A decade of war scenes on TV news does not depict the toll on soldiers as they are under fire or when they return home, says filmmaker Danfung Dennis. His award-winning documentary, Hell and Back Again, aims to do just that, examining the life of one marine’s re-entry to family life after three tours of duty and a serious injury.
Dennis spoke to students and faculty Tuesday afternoon at the IU Cinema as the cinema’s Jorgensen Guest Filmmaker Lecturer. Later that evening, the cinema showed the documentary as the final screening in the Photojournalists at War series, which was sponsored by the IU Cinema and the School of Journalism.
Dennis began covering Iraq and Afghanistan in 2006, and his work has been featured in Time, The New York Times, Le Figaro and other publications as well in Frontline’s “Obama’s War” program.
Those years of experience provided the footing for the project that became Hell and Back Again, which follows Marine Sgt. Nathan Harris of Echo Company in the 2nd Battalion 8th Marines in Helmand Province in 2009. The film juxtaposes the soldier’s experiences in combat on the warfront with the difficulties he suffers while attempting to adjust back to civilian life in North Carolina following a debilitating injury.
“I was embedded with Echo Company 2/8, and we were dropped deep behind enemy lines,” Dennis told the audience under the soft light in the dim cinema. “And within a few hours, we were surrounded and attacked on all sides. The fighting was extremely heavy.”

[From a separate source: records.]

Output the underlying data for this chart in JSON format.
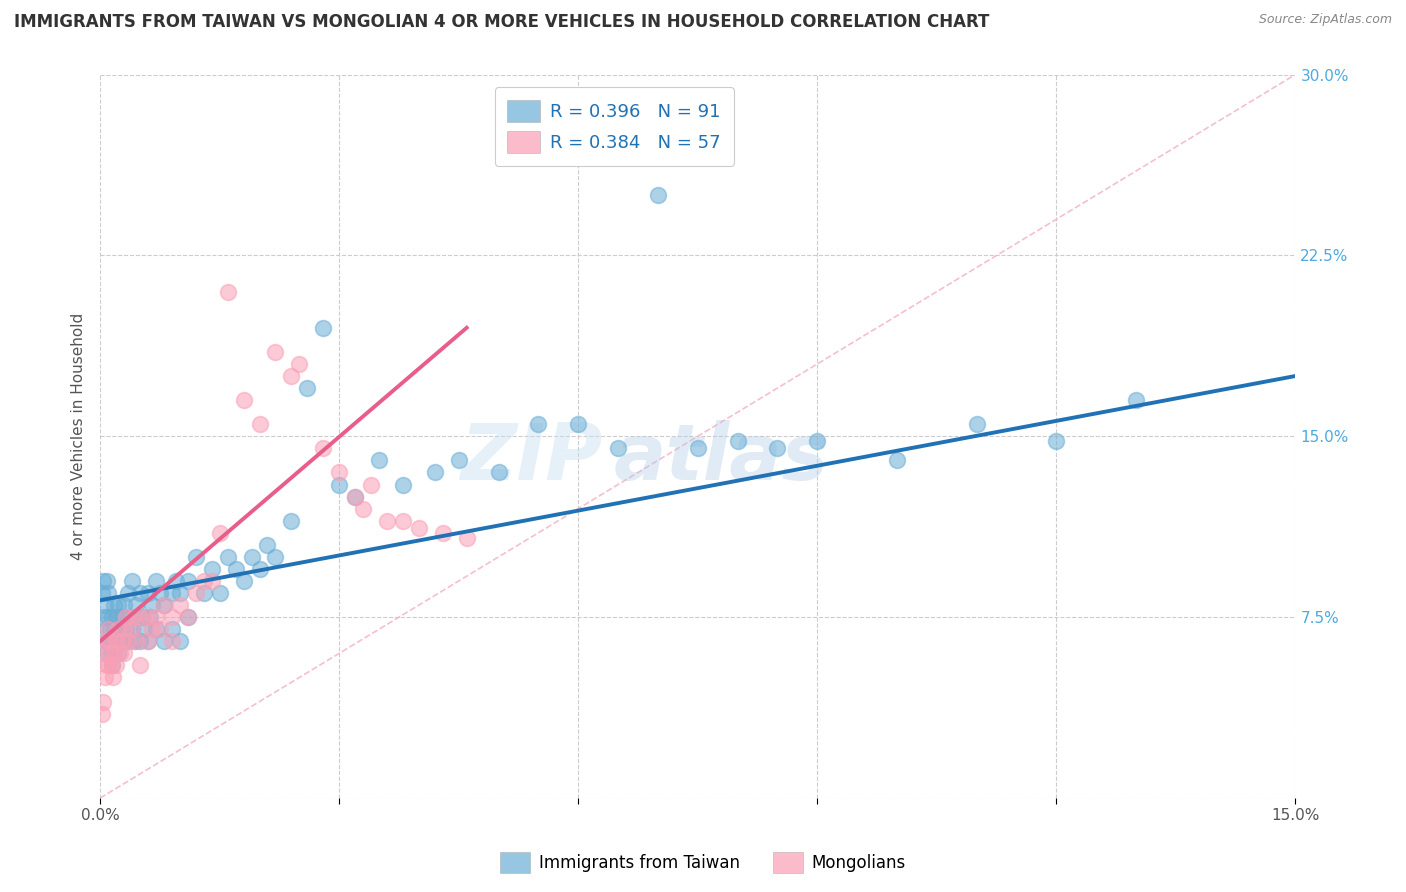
{
  "title": "IMMIGRANTS FROM TAIWAN VS MONGOLIAN 4 OR MORE VEHICLES IN HOUSEHOLD CORRELATION CHART",
  "source": "Source: ZipAtlas.com",
  "ylabel": "4 or more Vehicles in Household",
  "xlim": [
    0.0,
    0.15
  ],
  "ylim": [
    0.0,
    0.3
  ],
  "xticks": [
    0.0,
    0.03,
    0.06,
    0.09,
    0.12,
    0.15
  ],
  "xtick_labels": [
    "0.0%",
    "",
    "",
    "",
    "",
    "15.0%"
  ],
  "yticks_right": [
    0.0,
    0.075,
    0.15,
    0.225,
    0.3
  ],
  "ytick_labels_right": [
    "",
    "7.5%",
    "15.0%",
    "22.5%",
    "30.0%"
  ],
  "taiwan_color": "#6baed6",
  "mongolia_color": "#fa9fb5",
  "taiwan_line_color": "#2171b5",
  "mongolia_line_color": "#e85d8a",
  "diagonal_color": "#f4b8c8",
  "taiwan_R": 0.396,
  "taiwan_N": 91,
  "mongolia_R": 0.384,
  "mongolia_N": 57,
  "taiwan_scatter_x": [
    0.0002,
    0.0003,
    0.0005,
    0.0006,
    0.0007,
    0.0008,
    0.0008,
    0.0009,
    0.001,
    0.001,
    0.0012,
    0.0013,
    0.0014,
    0.0015,
    0.0015,
    0.0016,
    0.0017,
    0.0018,
    0.0018,
    0.002,
    0.002,
    0.0022,
    0.0022,
    0.0023,
    0.0025,
    0.0026,
    0.0027,
    0.003,
    0.003,
    0.0032,
    0.0033,
    0.0035,
    0.0035,
    0.004,
    0.004,
    0.0042,
    0.0043,
    0.0045,
    0.005,
    0.005,
    0.0052,
    0.0055,
    0.006,
    0.006,
    0.0062,
    0.0065,
    0.007,
    0.007,
    0.0075,
    0.008,
    0.008,
    0.009,
    0.009,
    0.0095,
    0.01,
    0.01,
    0.011,
    0.011,
    0.012,
    0.013,
    0.014,
    0.015,
    0.016,
    0.017,
    0.018,
    0.019,
    0.02,
    0.021,
    0.022,
    0.024,
    0.026,
    0.028,
    0.03,
    0.032,
    0.035,
    0.038,
    0.042,
    0.045,
    0.05,
    0.055,
    0.06,
    0.065,
    0.07,
    0.075,
    0.08,
    0.085,
    0.09,
    0.1,
    0.11,
    0.12,
    0.13
  ],
  "taiwan_scatter_y": [
    0.085,
    0.09,
    0.075,
    0.08,
    0.065,
    0.07,
    0.09,
    0.06,
    0.085,
    0.075,
    0.07,
    0.065,
    0.06,
    0.055,
    0.075,
    0.065,
    0.07,
    0.06,
    0.08,
    0.075,
    0.065,
    0.07,
    0.06,
    0.08,
    0.065,
    0.07,
    0.075,
    0.065,
    0.08,
    0.07,
    0.075,
    0.065,
    0.085,
    0.07,
    0.09,
    0.075,
    0.065,
    0.08,
    0.085,
    0.065,
    0.075,
    0.07,
    0.085,
    0.065,
    0.075,
    0.08,
    0.09,
    0.07,
    0.085,
    0.08,
    0.065,
    0.085,
    0.07,
    0.09,
    0.085,
    0.065,
    0.09,
    0.075,
    0.1,
    0.085,
    0.095,
    0.085,
    0.1,
    0.095,
    0.09,
    0.1,
    0.095,
    0.105,
    0.1,
    0.115,
    0.17,
    0.195,
    0.13,
    0.125,
    0.14,
    0.13,
    0.135,
    0.14,
    0.135,
    0.155,
    0.155,
    0.145,
    0.25,
    0.145,
    0.148,
    0.145,
    0.148,
    0.14,
    0.155,
    0.148,
    0.165
  ],
  "mongolia_scatter_x": [
    0.0002,
    0.0004,
    0.0005,
    0.0006,
    0.0007,
    0.0008,
    0.001,
    0.001,
    0.0012,
    0.0013,
    0.0015,
    0.0016,
    0.0018,
    0.002,
    0.002,
    0.0022,
    0.0025,
    0.0028,
    0.003,
    0.003,
    0.0032,
    0.0035,
    0.004,
    0.0042,
    0.0045,
    0.005,
    0.005,
    0.006,
    0.006,
    0.0065,
    0.007,
    0.0075,
    0.008,
    0.009,
    0.009,
    0.01,
    0.011,
    0.012,
    0.013,
    0.014,
    0.015,
    0.016,
    0.018,
    0.02,
    0.022,
    0.024,
    0.025,
    0.028,
    0.03,
    0.032,
    0.033,
    0.034,
    0.036,
    0.038,
    0.04,
    0.043,
    0.046
  ],
  "mongolia_scatter_y": [
    0.035,
    0.04,
    0.06,
    0.05,
    0.065,
    0.055,
    0.07,
    0.055,
    0.06,
    0.065,
    0.055,
    0.05,
    0.06,
    0.065,
    0.055,
    0.07,
    0.06,
    0.065,
    0.07,
    0.06,
    0.075,
    0.065,
    0.07,
    0.075,
    0.065,
    0.075,
    0.055,
    0.075,
    0.065,
    0.07,
    0.075,
    0.07,
    0.08,
    0.075,
    0.065,
    0.08,
    0.075,
    0.085,
    0.09,
    0.09,
    0.11,
    0.21,
    0.165,
    0.155,
    0.185,
    0.175,
    0.18,
    0.145,
    0.135,
    0.125,
    0.12,
    0.13,
    0.115,
    0.115,
    0.112,
    0.11,
    0.108
  ],
  "taiwan_line_x": [
    0.0,
    0.15
  ],
  "taiwan_line_y": [
    0.082,
    0.175
  ],
  "mongolia_line_x": [
    0.0,
    0.046
  ],
  "mongolia_line_y": [
    0.065,
    0.195
  ],
  "diagonal_line_x": [
    0.0,
    0.15
  ],
  "diagonal_line_y": [
    0.0,
    0.3
  ],
  "watermark": "ZIPatlas",
  "legend_label1": "Immigrants from Taiwan",
  "legend_label2": "Mongolians",
  "title_fontsize": 12,
  "axis_label_fontsize": 11,
  "tick_fontsize": 11,
  "background_color": "#ffffff",
  "grid_color": "#cccccc"
}
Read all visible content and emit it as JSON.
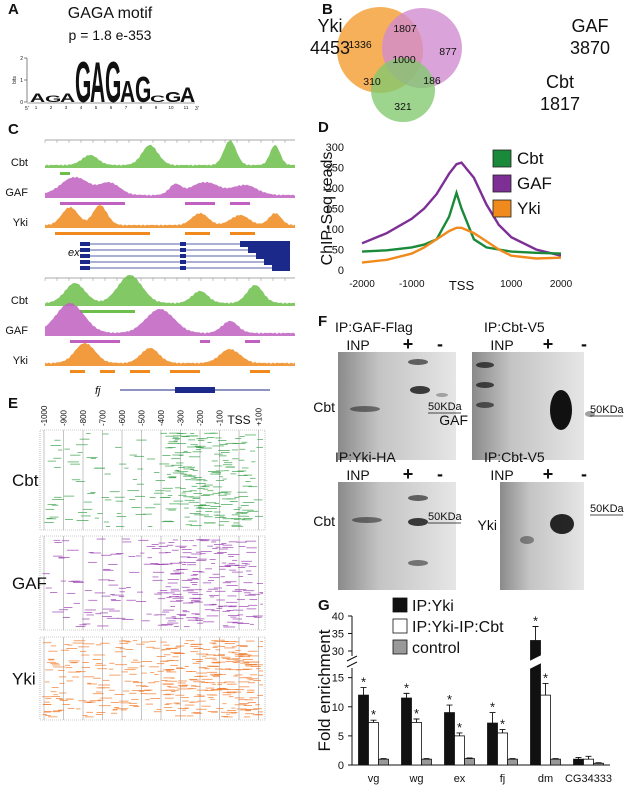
{
  "panel_labels": [
    "A",
    "B",
    "C",
    "D",
    "E",
    "F",
    "G"
  ],
  "motif": {
    "title": "GAGA motif",
    "pvalue": "p = 1.8 e-353",
    "y_label": "bits",
    "yticks": [
      0,
      1,
      2
    ],
    "letters": [
      "A",
      "G",
      "A",
      "G",
      "A",
      "G",
      "A",
      "G",
      "C",
      "G",
      "A"
    ],
    "heights": [
      0.4,
      0.3,
      0.4,
      1.9,
      1.9,
      1.9,
      1.0,
      1.2,
      0.3,
      0.5,
      0.7
    ],
    "positions": [
      1,
      2,
      3,
      4,
      5,
      6,
      7,
      8,
      9,
      10,
      11
    ],
    "ends": [
      "5'",
      "3'"
    ]
  },
  "venn": {
    "sets": [
      {
        "name": "Yki",
        "total": 4453,
        "color": "#f39a2b"
      },
      {
        "name": "GAF",
        "total": 3870,
        "color": "#cf8ad0"
      },
      {
        "name": "Cbt",
        "total": 1817,
        "color": "#82c86e"
      }
    ],
    "regions": [
      1336,
      1807,
      877,
      1000,
      310,
      186,
      321
    ]
  },
  "tracks": [
    {
      "labels": [
        "Cbt",
        "GAF",
        "Yki"
      ],
      "gene": "ex"
    },
    {
      "labels": [
        "Cbt",
        "GAF",
        "Yki"
      ],
      "gene": "fj"
    }
  ],
  "chart_data": [
    {
      "type": "line",
      "y_label": "ChIP-Seq reads",
      "x": [
        -2000,
        -1500,
        -1000,
        -750,
        -500,
        -250,
        -100,
        0,
        250,
        500,
        750,
        1000,
        1500,
        2000
      ],
      "xlim": [
        -2080,
        2080
      ],
      "xticks": [
        -2000,
        -1000,
        {
          "value": 0,
          "label": "TSS"
        },
        1000,
        2000
      ],
      "ylim": [
        0,
        300
      ],
      "yticks": [
        0,
        50,
        100,
        150,
        200,
        250,
        300
      ],
      "legend": "top-right",
      "series": [
        {
          "name": "Cbt",
          "color": "#1a8a3a",
          "values": [
            45,
            48,
            55,
            62,
            75,
            130,
            188,
            150,
            75,
            55,
            50,
            45,
            42,
            40
          ]
        },
        {
          "name": "GAF",
          "color": "#7d2f96",
          "values": [
            65,
            90,
            125,
            150,
            185,
            235,
            258,
            262,
            225,
            160,
            110,
            80,
            50,
            35
          ]
        },
        {
          "name": "Yki",
          "color": "#f08a1c",
          "values": [
            18,
            25,
            40,
            55,
            75,
            95,
            103,
            103,
            90,
            70,
            50,
            35,
            28,
            30
          ]
        }
      ]
    },
    {
      "type": "bar",
      "y_label": "Fold enrichment",
      "categories": [
        "vg",
        "wg",
        "ex",
        "fj",
        "dm",
        "CG34333"
      ],
      "ylim": [
        0,
        40
      ],
      "axis_break": [
        17,
        28
      ],
      "yticks": [
        0,
        5,
        10,
        15,
        30,
        35,
        40
      ],
      "legend": "top-left",
      "series": [
        {
          "name": "IP:Yki",
          "color": "#111111",
          "values": [
            12,
            11.5,
            9,
            7.2,
            33,
            1.0
          ],
          "errors": [
            1.3,
            0.8,
            1.3,
            1.8,
            4,
            0.3
          ],
          "annotations": [
            "*",
            "*",
            "*",
            "*",
            "*",
            null
          ]
        },
        {
          "name": "IP:Yki-IP:Cbt",
          "color": "#ffffff",
          "values": [
            7.3,
            7.3,
            5,
            5.5,
            12,
            1.0
          ],
          "errors": [
            0.4,
            0.6,
            0.5,
            0.6,
            2,
            0.5
          ],
          "annotations": [
            "*",
            "*",
            "*",
            "*",
            "*",
            null
          ]
        },
        {
          "name": "control",
          "color": "#999999",
          "values": [
            1.0,
            1.0,
            1.1,
            1.0,
            1.0,
            0.3
          ],
          "errors": [
            0.1,
            0.1,
            0.1,
            0.1,
            0.1,
            0.1
          ],
          "annotations": [
            null,
            null,
            null,
            null,
            null,
            null
          ]
        }
      ]
    }
  ],
  "motif_map": {
    "x_labels": [
      "-1000",
      "-900",
      "-800",
      "-700",
      "-600",
      "-500",
      "-400",
      "-300",
      "-200",
      "-100",
      "TSS",
      "+100"
    ],
    "rows": [
      {
        "name": "Cbt",
        "color": "#3aa14a"
      },
      {
        "name": "GAF",
        "color": "#9a3fb0"
      },
      {
        "name": "Yki",
        "color": "#f07a2a"
      }
    ]
  },
  "blots": [
    {
      "title": "IP:GAF-Flag",
      "lanes": [
        "INP",
        "+",
        "-"
      ],
      "label": "Cbt",
      "marker": "50KDa"
    },
    {
      "title": "IP:Cbt-V5",
      "lanes": [
        "INP",
        "+",
        "-"
      ],
      "label": "GAF",
      "marker": "50KDa"
    },
    {
      "title": "IP:Yki-HA",
      "lanes": [
        "INP",
        "+",
        "-"
      ],
      "label": "Cbt",
      "marker": "50KDa"
    },
    {
      "title": "IP:Cbt-V5",
      "lanes": [
        "INP",
        "+",
        "-"
      ],
      "label": "Yki",
      "marker": "50KDa"
    }
  ]
}
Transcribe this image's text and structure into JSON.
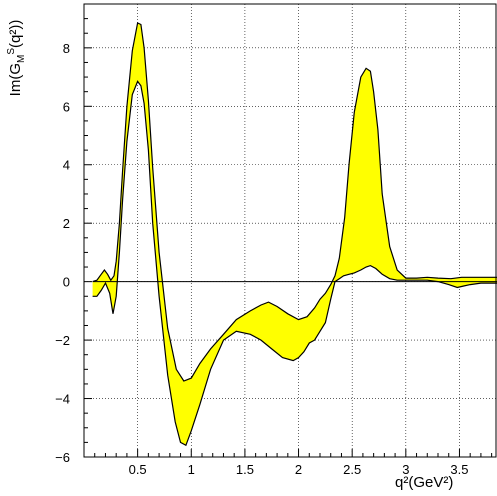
{
  "chart_data": {
    "type": "area",
    "title": "",
    "xlabel": "q²(GeV²)",
    "ylabel": "Im(G_M^S(q²))",
    "ylabel_parts": {
      "main": "Im(G",
      "sub": "M",
      "sup": "S",
      "tail": "(q²))"
    },
    "xlim": [
      0,
      3.85
    ],
    "ylim": [
      -6,
      9.5
    ],
    "x_ticks": [
      0.5,
      1,
      1.5,
      2,
      2.5,
      3,
      3.5
    ],
    "x_tick_labels": [
      "0.5",
      "1",
      "1.5",
      "2",
      "2.5",
      "3",
      "3.5"
    ],
    "y_ticks": [
      -6,
      -4,
      -2,
      0,
      2,
      4,
      6,
      8
    ],
    "y_tick_labels": [
      "−6",
      "−4",
      "−2",
      "0",
      "2",
      "4",
      "6",
      "8"
    ],
    "grid": true,
    "fill_color": "#ffff00",
    "line_color": "#000000",
    "series": [
      {
        "x": [
          0.08,
          0.12,
          0.16,
          0.19,
          0.22,
          0.25,
          0.28,
          0.3,
          0.33,
          0.36,
          0.4,
          0.45,
          0.5,
          0.53,
          0.56,
          0.6,
          0.64,
          0.7,
          0.78,
          0.86,
          0.93,
          1.0,
          1.08,
          1.18,
          1.3,
          1.42,
          1.55,
          1.65,
          1.72,
          1.8,
          1.9,
          2.0,
          2.08,
          2.15,
          2.2,
          2.25,
          2.3,
          2.34,
          2.38,
          2.43,
          2.47,
          2.52,
          2.58,
          2.63,
          2.67,
          2.7,
          2.74,
          2.78,
          2.85,
          2.92,
          3.0,
          3.1,
          3.2,
          3.3,
          3.42,
          3.52,
          3.6,
          3.7,
          3.85
        ],
        "y": [
          0.0,
          0.05,
          0.25,
          0.4,
          0.25,
          0.05,
          0.2,
          0.7,
          2.0,
          3.8,
          6.0,
          7.9,
          8.85,
          8.8,
          8.0,
          6.2,
          3.9,
          1.0,
          -1.6,
          -3.0,
          -3.4,
          -3.3,
          -2.8,
          -2.3,
          -1.8,
          -1.3,
          -1.0,
          -0.8,
          -0.7,
          -0.85,
          -1.1,
          -1.3,
          -1.2,
          -0.9,
          -0.6,
          -0.4,
          -0.1,
          0.2,
          0.8,
          2.2,
          4.0,
          5.8,
          7.0,
          7.3,
          7.2,
          6.5,
          5.2,
          3.0,
          1.2,
          0.4,
          0.12,
          0.12,
          0.15,
          0.12,
          0.1,
          0.15,
          0.15,
          0.15,
          0.15
        ]
      },
      {
        "x": [
          0.08,
          0.12,
          0.16,
          0.2,
          0.24,
          0.27,
          0.3,
          0.33,
          0.36,
          0.4,
          0.45,
          0.5,
          0.53,
          0.56,
          0.6,
          0.64,
          0.7,
          0.78,
          0.85,
          0.9,
          0.95,
          1.0,
          1.08,
          1.18,
          1.3,
          1.42,
          1.55,
          1.65,
          1.75,
          1.85,
          1.95,
          2.0,
          2.05,
          2.1,
          2.15,
          2.2,
          2.25,
          2.3,
          2.34,
          2.38,
          2.42,
          2.47,
          2.52,
          2.58,
          2.63,
          2.67,
          2.72,
          2.78,
          2.85,
          2.92,
          3.0,
          3.1,
          3.2,
          3.3,
          3.4,
          3.48,
          3.54,
          3.6,
          3.7,
          3.85
        ],
        "y": [
          -0.5,
          -0.5,
          -0.3,
          -0.05,
          -0.4,
          -1.1,
          -0.5,
          1.0,
          2.8,
          4.8,
          6.4,
          6.85,
          6.7,
          6.1,
          4.5,
          2.0,
          -0.5,
          -3.2,
          -4.8,
          -5.5,
          -5.6,
          -5.1,
          -4.2,
          -3.0,
          -2.0,
          -1.7,
          -1.8,
          -2.0,
          -2.3,
          -2.6,
          -2.7,
          -2.6,
          -2.4,
          -2.1,
          -2.0,
          -1.7,
          -1.4,
          -0.6,
          0.0,
          0.1,
          0.2,
          0.25,
          0.3,
          0.4,
          0.5,
          0.55,
          0.45,
          0.25,
          0.1,
          0.05,
          0.05,
          0.05,
          0.05,
          0.0,
          -0.1,
          -0.2,
          -0.15,
          -0.1,
          -0.05,
          -0.05
        ]
      }
    ]
  }
}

Armed with a Canon 5D Mark II outfitted with shotgun microphones and mounted onto a customized Glidecam connected to his bullet proof vest, Dennis was embedded in Helmand Province with Harris and his comrades. He began capturing what would be nearly 100 hours of steady cinematic tracking shots of soldiers under fire.
Dennis said his goal was to capture Operation Enduring Freedom and the burgeoning militant insurgency in Afghanistan, using Echo Company’s experiences.
“By the end of the first day, one marine had been killed, a dozen had collapsed from heat exhaustion, and nearly all of us had run out of water,” Dennis said. “And that’s when I first met Sgt. Nathan Harris.”
Harris handed Dennis his own water bottle that day. On his third combat tour, Harris had a passion for being nothing else but a “grunt” fighting on the front lines in the 8th Marines infantry, Dennis said.
“He was an exceptional leader — and really fearless. So I followed him as he pushed into this platoon,” Dennis told the audience. “And it became a story about one man going to war and coming home from it.”
Shortly before embarking on one of the final missions of his tour, Harris was wounded by enemy fire. His injuries added to the difficulties of transitioning back to civilian life for him and his wife, Ashley.
That’s the story Dennis wanted to tell, and he had unrestricted access to the personal lives of Harris and his wife after the soldier’s return to North Carolina. The couple became accustomed to Dennis and his camera, always in the background of their lives, as they dealt with the physical and psychological challenges, and the strain on their marriage.
In the film, Dennis wove footage of Harris and his platoon on the warfront, unloading heavy machine gun clips into enemy positions and ducking away from IED blasts, with scenes of the soldier and of his wife relaxing at home, shopping at Walmart and going to medical appointments.
“The goal was to bridge the reality of the conflict with American consciousness back home,” Dennis explained. For many citizens, their country’s wars are far removed from their day-to-day lives, and the film, Dennis said, could show the sacrifices and hardships of soldiers and their families at war and at home.
Hell and Back Again premiered at the 2011 Sundance Film Festival, where it earned the World Cinema Jury Award and the World Cinema Cinematography Award. The film was nominated earlier this year for a 2012 Academy Award for best feature documentary.
Dennis also talked about his next project, a technological innovation that futher melds photography with computers and gives viewers a panoramic, three dimensional and immersive experience. His company, Condition One, is working on this technique.
Before the lecture, associate professor Jim Kelly introduced Dennis and moderated a short panel discussion that included professors Claude Cookman and Steve Raymer. Lecturer Dennis Elliott also helped organize Dennis’ appearance.
The other two films that were part of the series, War Photographer about photographer James Nachtwey, and James Longley’s Iraq in Fragments, were shown earlier this spring.